Welcome au kabary
2 juin 2014 - LifeStyle commentaires   //   2595 Views   //   N°: 53

Leur langue, ils y tiennent. Tellement qu’ils n’ont pas hésité à consacrer des années à l’étude du kabary, l’art oratoire malgache. Qu’ils le pratiquent dans toute sa rigueur ou le frottent au slam, tous deux font acte de purisme envers ce qu’ils considèrent être leur bien culturel le plus précieux.
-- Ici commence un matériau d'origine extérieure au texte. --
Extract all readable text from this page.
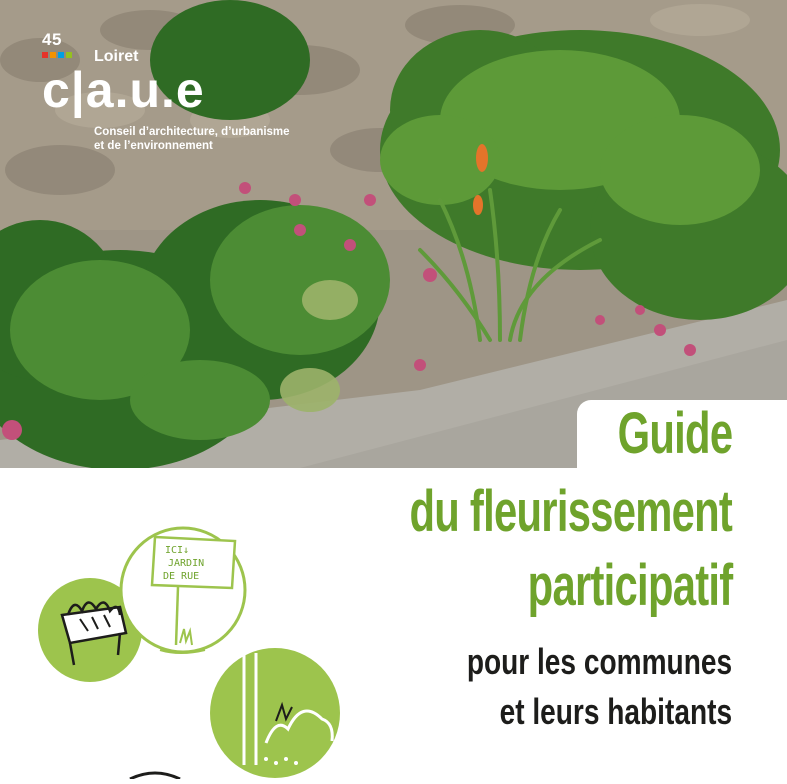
45
Loiret
c|a.u.e
Conseil d’architecture, d’urbanisme
et de l’environnement
Guide
du fleurissement
participatif
pour les communes
et leurs habitants
ICI↓
JARDIN
DE RUE
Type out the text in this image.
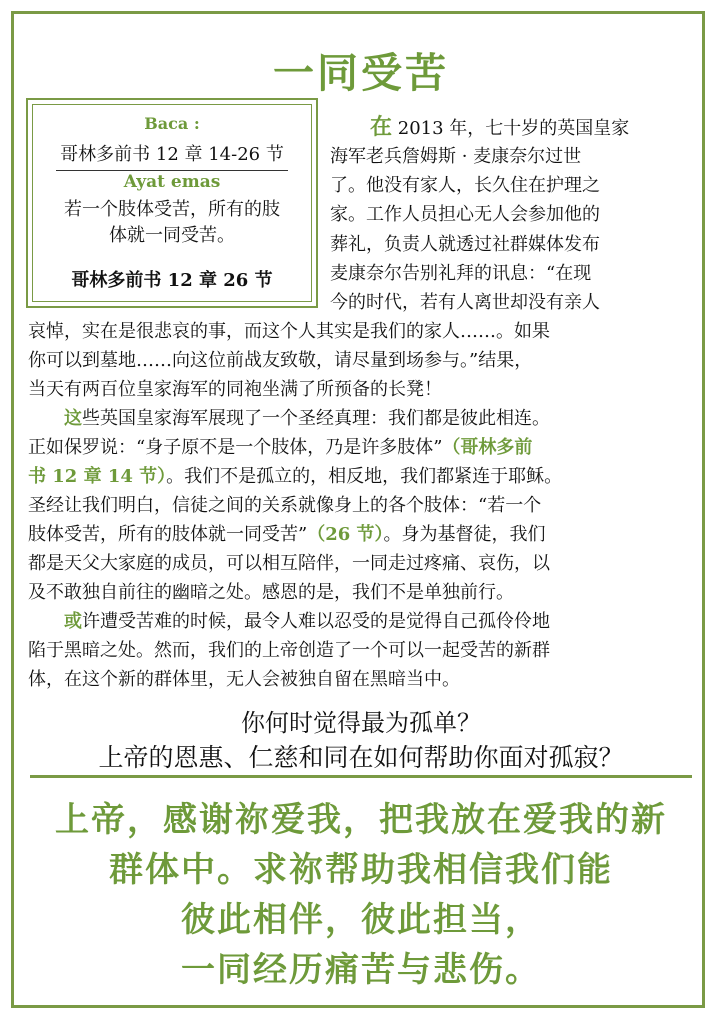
一同受苦
Baca :
哥林多前书 12 章 14-26 节
Ayat emas
若一个肢体受苦，所有的肢
体就一同受苦。
哥林多前书 12 章 26 节
在 2013 年，七十岁的英国皇家
海军老兵詹姆斯 · 麦康奈尔过世
了。他没有家人，长久住在护理之
家。工作人员担心无人会参加他的
葬礼，负责人就透过社群媒体发布
麦康奈尔告别礼拜的讯息：“在现
今的时代，若有人离世却没有亲人
哀悼，实在是很悲哀的事，而这个人其实是我们的家人……。如果
你可以到墓地……向这位前战友致敬，请尽量到场参与。”结果，
当天有两百位皇家海军的同袍坐满了所预备的长凳！
这些英国皇家海军展现了一个圣经真理：我们都是彼此相连。
正如保罗说：“身子原不是一个肢体，乃是许多肢体”（哥林多前
书 12 章 14 节）。我们不是孤立的，相反地，我们都紧连于耶稣。
圣经让我们明白，信徒之间的关系就像身上的各个肢体：“若一个
肢体受苦，所有的肢体就一同受苦”（26 节）。身为基督徒，我们
都是天父大家庭的成员，可以相互陪伴，一同走过疼痛、哀伤，以
及不敢独自前往的幽暗之处。感恩的是，我们不是单独前行。
或许遭受苦难的时候，最令人难以忍受的是觉得自己孤伶伶地
陷于黑暗之处。然而，我们的上帝创造了一个可以一起受苦的新群
体，在这个新的群体里，无人会被独自留在黑暗当中。
你何时觉得最为孤单？
上帝的恩惠、仁慈和同在如何帮助你面对孤寂？
上帝，感谢祢爱我，把我放在爱我的新
群体中。求祢帮助我相信我们能
彼此相伴，彼此担当，
一同经历痛苦与悲伤。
Rova Rajao-Harilala : Ma langue, je la fais souveraine

Etudiante en communication, Rova Rajao-Harilala est tombée dans le kabary dès l’enfance. A 4 ans, elle se laisse séduire par l’art oratoire malgache et décide de prendre des cours avec sa mère. C’est en classe de sixième qu’elle se lance définitivement pour devenir, à 19 ans, une mpikabary redoutable. « En plus d’être un élément représentatif de mon identité culturelle, le kabary m’as permis d’apprendre les mots, les expressions et les proverbes légués par la tradition » Un exercice qui lui a aussi permis de surmonter sa timidité naturelle et la peur qui la tenaillait quand elle avait à prendre la parole en public. Pour elle, le kabary est donc d’abord un moyen de s’exprimer et de connaître la vie malgache, rythmant aussi bien les événements heureux que malheureux. En effet, pas de mariage, pas de funérailles sans le discours de circonstance. « Je suis triste pour ces personnes qui dénigrent la langue malgache et poussent le snobisme jusqu’à ne pas la parler. C’est un héritage millénaire, notre mémoire à tous. » Et de citer, dans le texte, ce proverbe des anciens : « Andrianiko ny teniko, ny an’ny hafa koa feheziko » (Ma langue, je la fais souveraine. Quant à celles des autres, je les maîtrise et les fais miennes aussi). A méditer.

Gangstabab : Mpikabary et slameur

Le slameur et orateur Gangstbab dit Bàbà – Alban Faniry Rakotoarisoa à l’état civil- manie avec une délectation manifeste toutes les facettes de la langue malgache. Aussi bien les plus traditionnelles léguées par le kabary que les plus contemporaines portées notamment par le slam. « Je les fais cohabiter, car elles ont chacune des choses à dire. Sachant que les paroles d’aujourd’hui sont les proverbes de demain. » Son amour du malagasy, il le doit à son professeur de lycée, M. Victor. « Il utilisait les ohabolana (proverbes) couramment, même en dehors de son enseignement. J’imagine qu’il était orateur lui-même ». Plus qu’un intérêt de dilettante, une véritable passion qui le conduit en 2003 à apprendre l’art oratoire dans les règles afin de devenir un authentique mpikabary (spécialiste du discours). Bien que son autre Moi le porte à s’intéresser aussi à la culture urbaine et à l’improvisation poétique de type slam, il reconnaît que la défense de la langue malgache est un devoir alors même qu’elle est « cernée de toutes part par la mondialisation, la culture SMS et tout ce qui s’en suit ». « Je ne suis pas un conservateur borné, je sais que toute langue évolue, mais cela doit se faire en douceur. J’ai horreur des gens qui estropient volontairement leur langue ou y mettent un accent étranger. » Secrétaire général pendant quatre ans de la Fi.Mpi.Ma (Fikambanan’ny mpikabary eto Madagasikara), l’association des orateurs, il sait insuffler à ses textes les plus modernes l’esprit et le rythme du kabary : « Quand je dis : Soroka miara-milanja, tongotra miara-mamindra, tanana miara-mandray, fo miara-mitempo, ça fait quatre temps. On peut se dire : quel rythme ! En fait tous les ohabolana sont bâtis ainsi … » Son deuxième album Aviavy sortira le 2 juillet à l’IKM (Ivon-toeran’ny kolontsaina Malagasy), plus groovy que jamais, avec des percussions puissantes, mais toujours à fleur de kabary. Un pied dans le ghetto, l’autre dans la tradition.